Puis on rentre dans l'habitacle pour découvrir en fait…un couple de sourds muets en train de se disputer en langage des signes. À partir de l'absurdité de cette situation pourtant dramatique, le talentueux réalisateur Morteza Farshbaf joue avec brio des paradoxes, parfois de manière ludique, voire totalement drolatique. Il y a déjà la complexité de cette discussion en langage des signes lors d'un voyage en voiture, chacun étant côte à côte et le conducteur devant a priori rester concentré sur la route.

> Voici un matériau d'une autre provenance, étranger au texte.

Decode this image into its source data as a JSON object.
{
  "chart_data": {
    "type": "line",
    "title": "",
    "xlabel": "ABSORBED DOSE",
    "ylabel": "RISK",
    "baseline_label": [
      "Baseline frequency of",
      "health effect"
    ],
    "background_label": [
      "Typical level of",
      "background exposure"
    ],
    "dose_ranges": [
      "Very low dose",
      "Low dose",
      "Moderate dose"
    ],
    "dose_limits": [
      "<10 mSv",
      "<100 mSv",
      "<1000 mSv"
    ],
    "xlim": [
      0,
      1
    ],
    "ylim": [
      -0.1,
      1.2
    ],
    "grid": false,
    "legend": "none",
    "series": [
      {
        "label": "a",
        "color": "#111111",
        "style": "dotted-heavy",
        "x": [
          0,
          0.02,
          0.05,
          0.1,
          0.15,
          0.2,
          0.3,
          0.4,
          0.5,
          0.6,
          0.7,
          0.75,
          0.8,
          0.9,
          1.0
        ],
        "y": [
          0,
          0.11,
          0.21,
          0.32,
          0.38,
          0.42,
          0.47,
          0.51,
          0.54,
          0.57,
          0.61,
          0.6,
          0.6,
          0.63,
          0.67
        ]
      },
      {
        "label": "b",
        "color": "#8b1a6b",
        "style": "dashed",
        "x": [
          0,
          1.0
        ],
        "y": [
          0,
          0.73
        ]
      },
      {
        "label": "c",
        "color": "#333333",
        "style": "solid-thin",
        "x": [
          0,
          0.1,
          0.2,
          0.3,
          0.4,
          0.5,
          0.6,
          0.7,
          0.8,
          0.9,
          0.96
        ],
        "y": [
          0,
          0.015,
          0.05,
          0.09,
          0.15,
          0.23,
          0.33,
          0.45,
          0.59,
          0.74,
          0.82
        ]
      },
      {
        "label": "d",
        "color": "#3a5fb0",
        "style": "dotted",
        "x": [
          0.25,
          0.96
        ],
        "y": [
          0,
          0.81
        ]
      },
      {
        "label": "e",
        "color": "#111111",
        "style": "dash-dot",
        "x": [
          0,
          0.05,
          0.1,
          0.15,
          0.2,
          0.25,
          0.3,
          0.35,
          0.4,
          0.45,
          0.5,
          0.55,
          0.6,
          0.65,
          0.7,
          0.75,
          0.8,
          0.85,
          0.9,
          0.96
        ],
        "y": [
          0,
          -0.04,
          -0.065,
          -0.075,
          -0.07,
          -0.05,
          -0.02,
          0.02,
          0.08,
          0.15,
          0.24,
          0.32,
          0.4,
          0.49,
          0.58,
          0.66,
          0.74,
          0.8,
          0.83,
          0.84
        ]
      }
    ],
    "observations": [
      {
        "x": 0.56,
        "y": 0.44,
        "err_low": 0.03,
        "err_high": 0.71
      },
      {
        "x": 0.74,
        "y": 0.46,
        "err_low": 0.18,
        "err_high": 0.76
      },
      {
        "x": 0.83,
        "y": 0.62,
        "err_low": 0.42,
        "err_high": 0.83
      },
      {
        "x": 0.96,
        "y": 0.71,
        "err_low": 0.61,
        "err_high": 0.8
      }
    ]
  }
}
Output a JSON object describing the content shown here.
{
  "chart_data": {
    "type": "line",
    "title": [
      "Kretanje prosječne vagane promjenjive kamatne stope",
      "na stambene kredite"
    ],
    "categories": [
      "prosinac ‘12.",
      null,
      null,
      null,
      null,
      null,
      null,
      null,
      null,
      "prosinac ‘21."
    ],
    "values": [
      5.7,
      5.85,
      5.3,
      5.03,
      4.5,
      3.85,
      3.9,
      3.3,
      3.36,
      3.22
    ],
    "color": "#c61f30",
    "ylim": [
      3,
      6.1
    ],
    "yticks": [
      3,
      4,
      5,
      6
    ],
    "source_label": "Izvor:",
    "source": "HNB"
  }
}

Le réalisateur joue également des ruptures, comme lorsque la voiture traverse les tunnels non éclairés de cette région montagneuse, interrompant ainsi la conversation très visuelle du couple. Il joue aussi sur le degré de compréhension de l'enfant que l'on croit atone et apathique mais qui cache bien son jeu, comme lorsqu'il traduit volontairement de travers aux garagistes alors que la voiture est tombé en panne au milieu du voyage. Le jeune acteur joue admirablement de toutes ces ambiguïtés, malgré le peu de dialogues qu'on lui prête.
Le film emploie la figure du road movie entre le Nord vallonné de l'Iran et Téhéran, dévoilant la splendeur du paysage au milieu duquel les hommes qui y circulent sont filmés de très loin – ce qui n'est pas sans rappeler la beauté plastique des premiers films de Kiarostami. Il utilise aussi la figure du voyage, qui donne le temps aux relations de se remettre en question pour mieux se reconstruire (évoquant quelque part cette force que l'on découvrait dans le film chilien Les Acacias).
Quant aux thématiques que le film soulève bien loin des problématiques éminemment politiques auxquels on renvoie souvent l'Iran, Querelles à l'instar d'Une Séparation questionne le couple moderne et le rapport à la famille dans une vision humaniste bien loin des clichés obscurantistes que l'on accole souvent à la condition de la femme iranienne. Plutôt que par des comédiens professionnels, le tandem est incarné par un couple de sourds muets qui donne toute son authenticité à ce joli film, prouvant une fois de plus toute la vivacité du cinéma iranien qui n'en finit pas de se renouveler depuis les débuts de la Révolution.